Mom jeans? Heck naw.

I faked it through my twenties in the busted can of biscuits disaster of those “Seven for All Who Are Size Kate Moss” jeans and found life and relief in my forties in J. Crew’s 10″
High-waisted “Hide These Three Babies Belly” jeans.

Mock our side parts all you want. We are Teflon against your judgment. This, by the way, is how moms get stuck in fashion time warps. At some point on the timeline, we collide with the trend that works for our bodies and stop there.

Move forward, others! Carry on with your bad “on-trend” frosted jeans. We (slow clap alleluia and eyes-closed nod) do not care. Thanks, J. Crew!

Cups falling out of the car in carline?

Hey Susan, I cannot be this gorgeous, make a yeah-you-right gumbo, AND keep my car clean. Pick one. Two on a good day. But in the multiple-choice of middle-aged Momhood, there is no “D. All of the Above”. Thanks, Botox and a mahogany roux!

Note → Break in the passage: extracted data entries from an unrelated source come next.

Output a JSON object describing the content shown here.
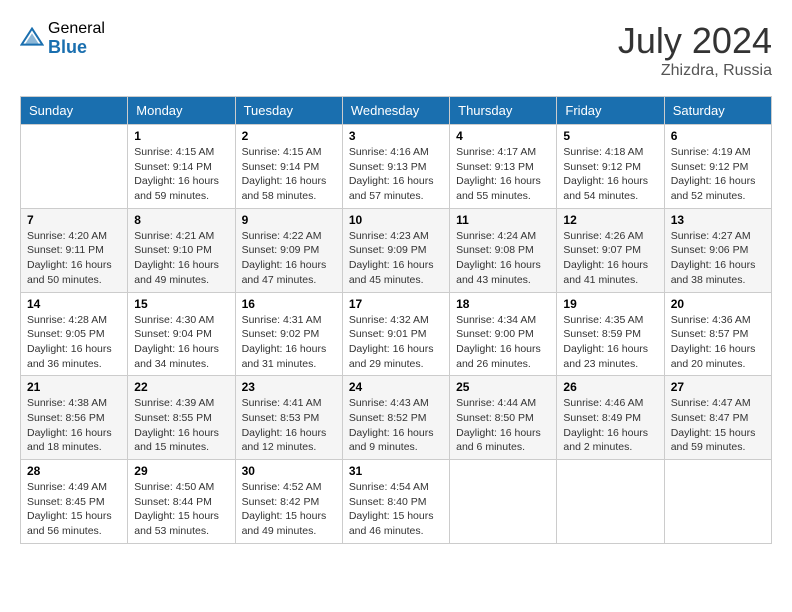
{
  "header": {
    "logo_general": "General",
    "logo_blue": "Blue",
    "month_year": "July 2024",
    "location": "Zhizdra, Russia"
  },
  "weekdays": [
    "Sunday",
    "Monday",
    "Tuesday",
    "Wednesday",
    "Thursday",
    "Friday",
    "Saturday"
  ],
  "weeks": [
    [
      {
        "day": null,
        "info": null
      },
      {
        "day": "1",
        "sunrise": "4:15 AM",
        "sunset": "9:14 PM",
        "daylight": "16 hours and 59 minutes."
      },
      {
        "day": "2",
        "sunrise": "4:15 AM",
        "sunset": "9:14 PM",
        "daylight": "16 hours and 58 minutes."
      },
      {
        "day": "3",
        "sunrise": "4:16 AM",
        "sunset": "9:13 PM",
        "daylight": "16 hours and 57 minutes."
      },
      {
        "day": "4",
        "sunrise": "4:17 AM",
        "sunset": "9:13 PM",
        "daylight": "16 hours and 55 minutes."
      },
      {
        "day": "5",
        "sunrise": "4:18 AM",
        "sunset": "9:12 PM",
        "daylight": "16 hours and 54 minutes."
      },
      {
        "day": "6",
        "sunrise": "4:19 AM",
        "sunset": "9:12 PM",
        "daylight": "16 hours and 52 minutes."
      }
    ],
    [
      {
        "day": "7",
        "sunrise": "4:20 AM",
        "sunset": "9:11 PM",
        "daylight": "16 hours and 50 minutes."
      },
      {
        "day": "8",
        "sunrise": "4:21 AM",
        "sunset": "9:10 PM",
        "daylight": "16 hours and 49 minutes."
      },
      {
        "day": "9",
        "sunrise": "4:22 AM",
        "sunset": "9:09 PM",
        "daylight": "16 hours and 47 minutes."
      },
      {
        "day": "10",
        "sunrise": "4:23 AM",
        "sunset": "9:09 PM",
        "daylight": "16 hours and 45 minutes."
      },
      {
        "day": "11",
        "sunrise": "4:24 AM",
        "sunset": "9:08 PM",
        "daylight": "16 hours and 43 minutes."
      },
      {
        "day": "12",
        "sunrise": "4:26 AM",
        "sunset": "9:07 PM",
        "daylight": "16 hours and 41 minutes."
      },
      {
        "day": "13",
        "sunrise": "4:27 AM",
        "sunset": "9:06 PM",
        "daylight": "16 hours and 38 minutes."
      }
    ],
    [
      {
        "day": "14",
        "sunrise": "4:28 AM",
        "sunset": "9:05 PM",
        "daylight": "16 hours and 36 minutes."
      },
      {
        "day": "15",
        "sunrise": "4:30 AM",
        "sunset": "9:04 PM",
        "daylight": "16 hours and 34 minutes."
      },
      {
        "day": "16",
        "sunrise": "4:31 AM",
        "sunset": "9:02 PM",
        "daylight": "16 hours and 31 minutes."
      },
      {
        "day": "17",
        "sunrise": "4:32 AM",
        "sunset": "9:01 PM",
        "daylight": "16 hours and 29 minutes."
      },
      {
        "day": "18",
        "sunrise": "4:34 AM",
        "sunset": "9:00 PM",
        "daylight": "16 hours and 26 minutes."
      },
      {
        "day": "19",
        "sunrise": "4:35 AM",
        "sunset": "8:59 PM",
        "daylight": "16 hours and 23 minutes."
      },
      {
        "day": "20",
        "sunrise": "4:36 AM",
        "sunset": "8:57 PM",
        "daylight": "16 hours and 20 minutes."
      }
    ],
    [
      {
        "day": "21",
        "sunrise": "4:38 AM",
        "sunset": "8:56 PM",
        "daylight": "16 hours and 18 minutes."
      },
      {
        "day": "22",
        "sunrise": "4:39 AM",
        "sunset": "8:55 PM",
        "daylight": "16 hours and 15 minutes."
      },
      {
        "day": "23",
        "sunrise": "4:41 AM",
        "sunset": "8:53 PM",
        "daylight": "16 hours and 12 minutes."
      },
      {
        "day": "24",
        "sunrise": "4:43 AM",
        "sunset": "8:52 PM",
        "daylight": "16 hours and 9 minutes."
      },
      {
        "day": "25",
        "sunrise": "4:44 AM",
        "sunset": "8:50 PM",
        "daylight": "16 hours and 6 minutes."
      },
      {
        "day": "26",
        "sunrise": "4:46 AM",
        "sunset": "8:49 PM",
        "daylight": "16 hours and 2 minutes."
      },
      {
        "day": "27",
        "sunrise": "4:47 AM",
        "sunset": "8:47 PM",
        "daylight": "15 hours and 59 minutes."
      }
    ],
    [
      {
        "day": "28",
        "sunrise": "4:49 AM",
        "sunset": "8:45 PM",
        "daylight": "15 hours and 56 minutes."
      },
      {
        "day": "29",
        "sunrise": "4:50 AM",
        "sunset": "8:44 PM",
        "daylight": "15 hours and 53 minutes."
      },
      {
        "day": "30",
        "sunrise": "4:52 AM",
        "sunset": "8:42 PM",
        "daylight": "15 hours and 49 minutes."
      },
      {
        "day": "31",
        "sunrise": "4:54 AM",
        "sunset": "8:40 PM",
        "daylight": "15 hours and 46 minutes."
      },
      {
        "day": null,
        "info": null
      },
      {
        "day": null,
        "info": null
      },
      {
        "day": null,
        "info": null
      }
    ]
  ],
  "labels": {
    "sunrise": "Sunrise:",
    "sunset": "Sunset:",
    "daylight": "Daylight:"
  }
}
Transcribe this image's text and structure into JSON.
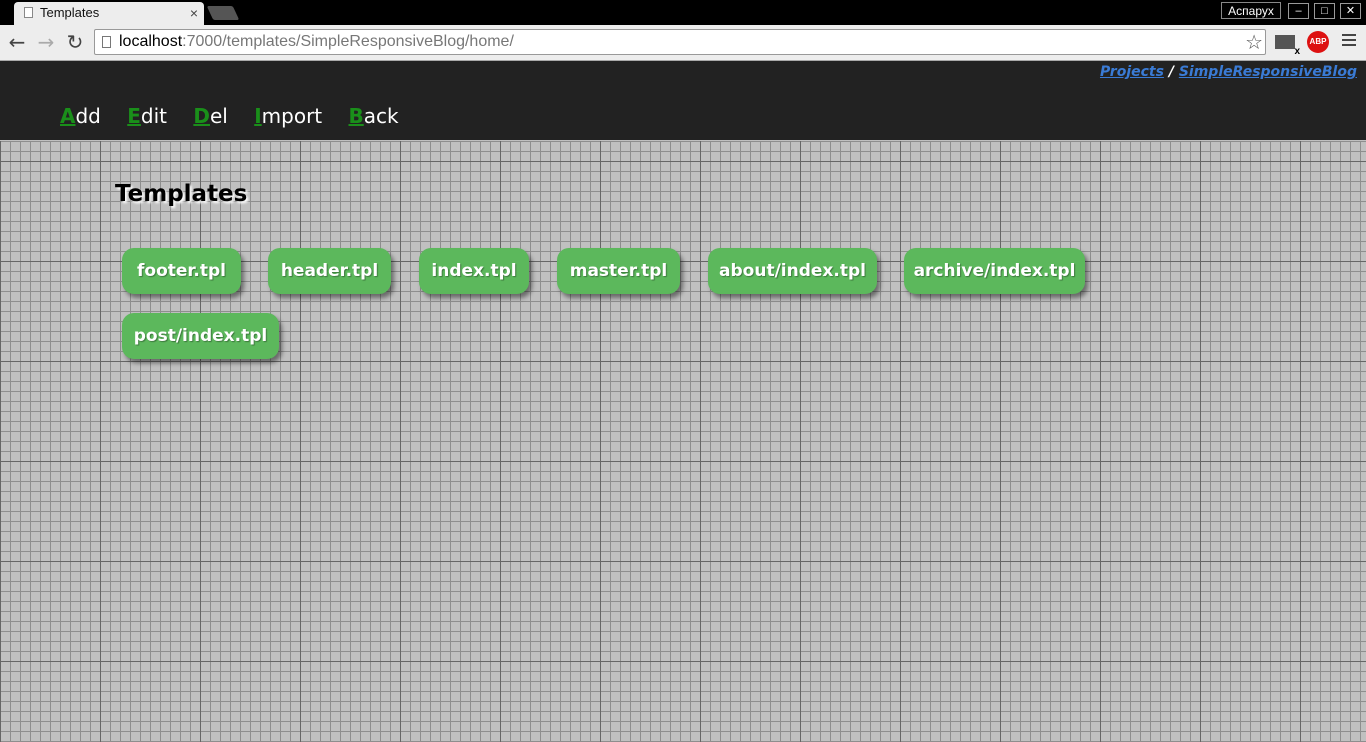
{
  "browser": {
    "tab_title": "Templates",
    "tab_close": "×",
    "user_name": "Аспарух",
    "url_host": "localhost",
    "url_rest": ":7000/templates/SimpleResponsiveBlog/home/",
    "window_buttons": [
      "–",
      "□",
      "✕"
    ],
    "extensions": [
      "mail-checker-icon",
      "adblock-plus-icon"
    ],
    "abp_label": "ABP",
    "mail_badge": "x"
  },
  "breadcrumb": {
    "projects": "Projects",
    "separator": "/",
    "current": "SimpleResponsiveBlog"
  },
  "menu": {
    "items": [
      {
        "key": "A",
        "rest": "dd"
      },
      {
        "key": "E",
        "rest": "dit"
      },
      {
        "key": "D",
        "rest": "el"
      },
      {
        "key": "I",
        "rest": "mport"
      },
      {
        "key": "B",
        "rest": "ack"
      }
    ]
  },
  "page": {
    "title": "Templates"
  },
  "templates": [
    "footer.tpl",
    "header.tpl",
    "index.tpl",
    "master.tpl",
    "about/index.tpl",
    "archive/index.tpl",
    "post/index.tpl"
  ],
  "colors": {
    "header_bg": "#222222",
    "accent_green": "#5cb85c",
    "hotkey_green": "#1a8f1a",
    "link_blue": "#3a7bd5",
    "grid_bg": "#c0c0c0"
  }
}
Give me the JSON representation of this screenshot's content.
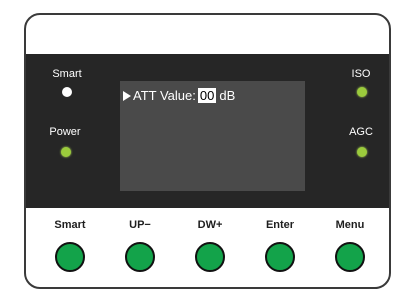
{
  "indicators": {
    "smart_label": "Smart",
    "power_label": "Power",
    "iso_label": "ISO",
    "agc_label": "AGC"
  },
  "display": {
    "att_label": "ATT Value:",
    "att_value": "00",
    "att_unit": "dB"
  },
  "buttons": {
    "smart": "Smart",
    "up": "UP−",
    "down": "DW+",
    "enter": "Enter",
    "menu": "Menu"
  },
  "colors": {
    "panel": "#262626",
    "screen": "#4a4a4a",
    "led_green": "#9bcb3c",
    "button_green": "#13a34a"
  }
}
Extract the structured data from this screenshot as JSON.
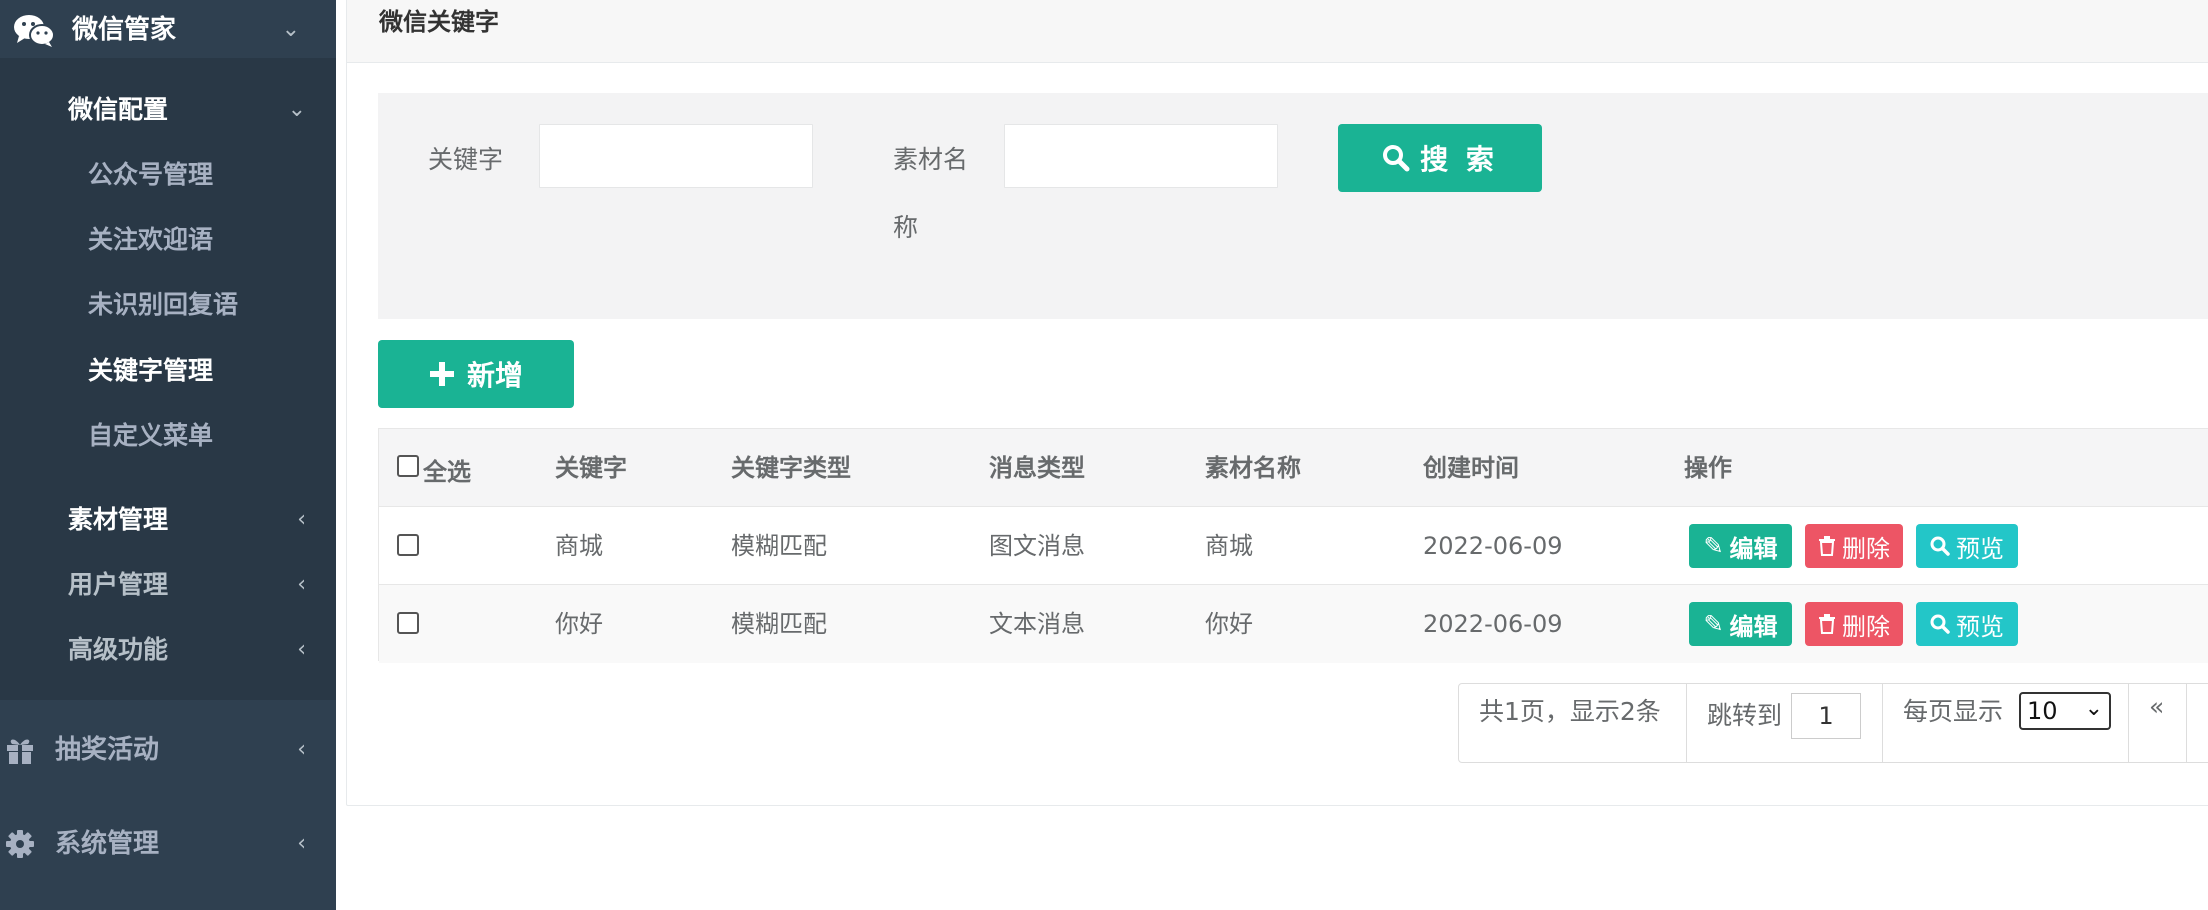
{
  "sidebar": {
    "top_item": {
      "label": "微信管家"
    },
    "config_group": {
      "label": "微信配置",
      "items": [
        {
          "label": "公众号管理"
        },
        {
          "label": "关注欢迎语"
        },
        {
          "label": "未识别回复语"
        },
        {
          "label": "关键字管理"
        },
        {
          "label": "自定义菜单"
        }
      ]
    },
    "other_groups": [
      {
        "label": "素材管理"
      },
      {
        "label": "用户管理"
      },
      {
        "label": "高级功能"
      }
    ],
    "bottom_items": [
      {
        "label": "抽奖活动",
        "icon": "gift-icon"
      },
      {
        "label": "系统管理",
        "icon": "gear-icon"
      }
    ]
  },
  "page": {
    "title": "微信关键字"
  },
  "search": {
    "keyword_label": "关键字",
    "keyword_value": "",
    "material_label_line1": "素材名",
    "material_label_line2": "称",
    "material_value": "",
    "search_button": "搜 索"
  },
  "toolbar": {
    "add_button": "新增"
  },
  "table": {
    "columns": [
      "全选",
      "关键字",
      "关键字类型",
      "消息类型",
      "素材名称",
      "创建时间",
      "操作"
    ],
    "rows": [
      {
        "keyword": "商城",
        "keyword_type": "模糊匹配",
        "msg_type": "图文消息",
        "material": "商城",
        "created": "2022-06-09"
      },
      {
        "keyword": "你好",
        "keyword_type": "模糊匹配",
        "msg_type": "文本消息",
        "material": "你好",
        "created": "2022-06-09"
      }
    ],
    "actions": {
      "edit": "编辑",
      "delete": "删除",
      "preview": "预览"
    }
  },
  "pagination": {
    "summary": "共1页，显示2条",
    "jump_label": "跳转到",
    "jump_value": "1",
    "per_page_label": "每页显示",
    "per_page_value": "10",
    "prev": "«"
  },
  "colors": {
    "sidebar_bg": "#2f4050",
    "sidebar_sub_bg": "#293846",
    "primary": "#1ab394",
    "danger": "#ed5565",
    "info": "#23c6c8"
  }
}
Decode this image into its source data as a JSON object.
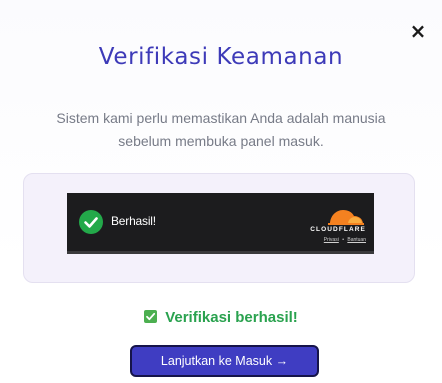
{
  "dialog": {
    "close_label": "×",
    "title": "Verifikasi Keamanan",
    "description_line1": "Sistem kami perlu memastikan Anda adalah manusia",
    "description_line2": "sebelum membuka panel masuk."
  },
  "captcha": {
    "status": "Berhasil!",
    "provider_wordmark": "CLOUDFLARE",
    "privacy_link": "Privasi",
    "separator": "•",
    "help_link": "Bantuan",
    "colors": {
      "widget_bg": "#1c1c1e",
      "check": "#23a94a",
      "logo_orange": "#f48120",
      "logo_light": "#faad3f"
    },
    "icons": {
      "status": "check-circle-icon",
      "logo": "cloudflare-cloud-icon"
    }
  },
  "result": {
    "message": "Verifikasi berhasil!",
    "icon": "checkbox-checked-icon",
    "color": "#2aa24f"
  },
  "continue_button": {
    "label": "Lanjutkan ke Masuk →",
    "color": "#3f3dc2"
  },
  "colors": {
    "title": "#3d3ab8",
    "description": "#777b87",
    "panel_bg": "#f4f1fb"
  }
}
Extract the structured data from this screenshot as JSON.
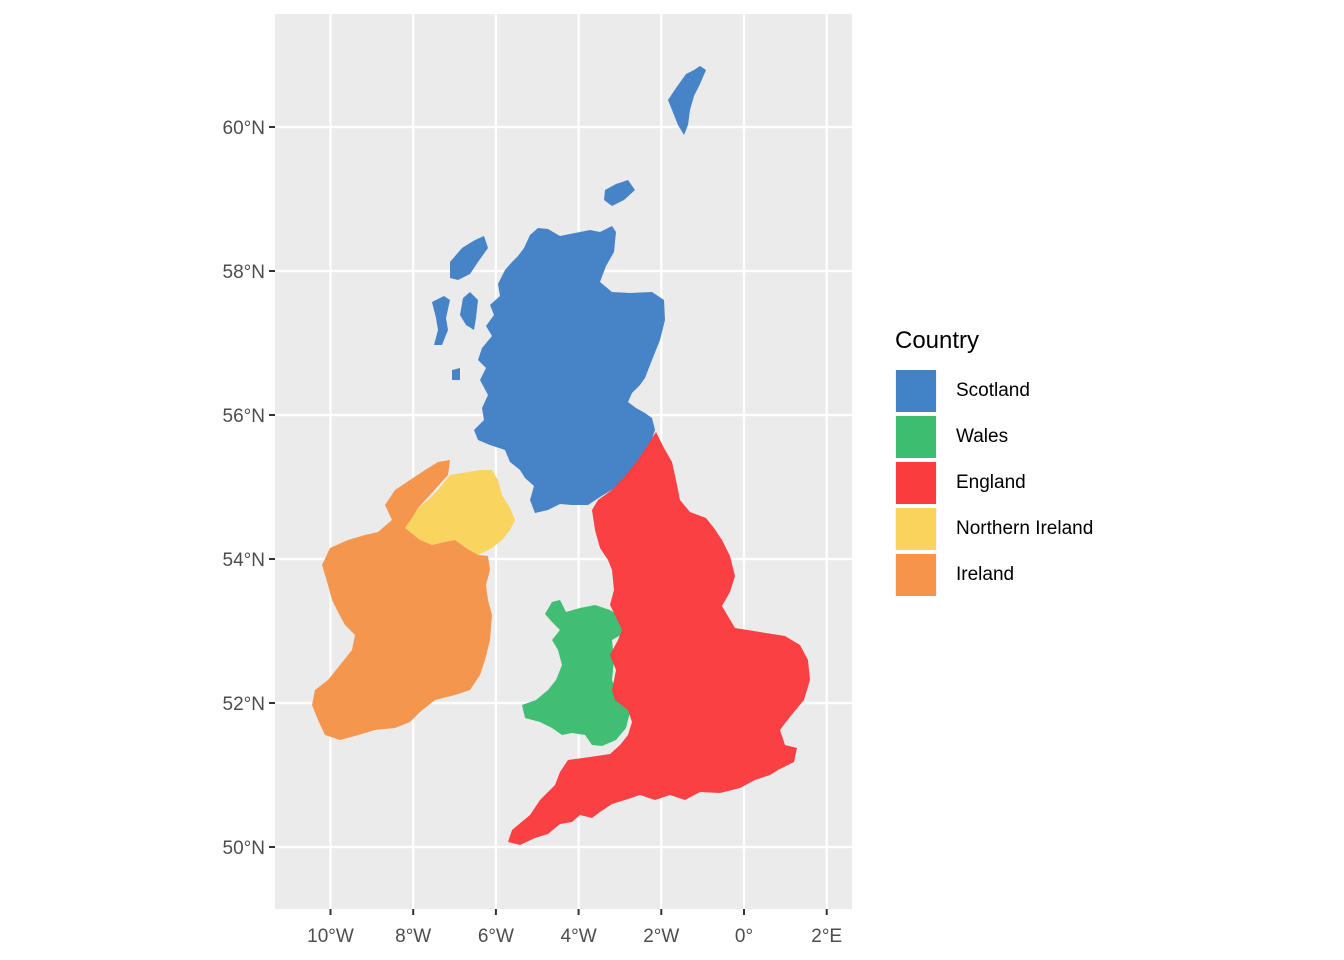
{
  "chart_data": {
    "type": "map",
    "title": "",
    "xlabel": "",
    "ylabel": "",
    "x_ticks": [
      "10°W",
      "8°W",
      "6°W",
      "4°W",
      "2°W",
      "0°",
      "2°E"
    ],
    "x_tick_values": [
      -10,
      -8,
      -6,
      -4,
      -2,
      0,
      2
    ],
    "y_ticks": [
      "60°N",
      "58°N",
      "56°N",
      "54°N",
      "52°N",
      "50°N"
    ],
    "y_tick_values": [
      60,
      58,
      56,
      54,
      52,
      50
    ],
    "xlim": [
      -11.1,
      2.9
    ],
    "ylim": [
      49.3,
      61.6
    ],
    "grid": true,
    "legend": {
      "title": "Country",
      "placement": "right",
      "entries": [
        {
          "name": "Scotland",
          "color": "#4282C6"
        },
        {
          "name": "Wales",
          "color": "#3DBD70"
        },
        {
          "name": "England",
          "color": "#FA3C3F"
        },
        {
          "name": "Northern Ireland",
          "color": "#F9D35C"
        },
        {
          "name": "Ireland",
          "color": "#F5944A"
        }
      ]
    },
    "regions": [
      {
        "name": "Scotland",
        "color": "#4282C6"
      },
      {
        "name": "Wales",
        "color": "#3DBD70"
      },
      {
        "name": "England",
        "color": "#FA3C3F"
      },
      {
        "name": "Northern Ireland",
        "color": "#F9D35C"
      },
      {
        "name": "Ireland",
        "color": "#F5944A"
      }
    ]
  },
  "colors": {
    "panel_background": "#EBEBEB",
    "grid": "#FFFFFF",
    "axis_text": "#4D4D4D"
  }
}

We can’t do it anymore and are no longer going to kill ourselves to make it all happen.

The world will point out the messy car and say nothing of your amazing meal and warm hugs. Remember this and stop doing things for the world.

It isn’t that we don’t care about our children, families, or communities. It isn’t that we don’t understand that there are times and ways the school needs our help. I appreciate organization and functioning. I appreciate being clean and thoughtful.

But I also have finally understood that the world will create for you a never-ending list of unrealistic expectations, while simultaneously confusing you with a litany of contradictions.

At the end of the day, just do the best you can. Love your people in the way you know how.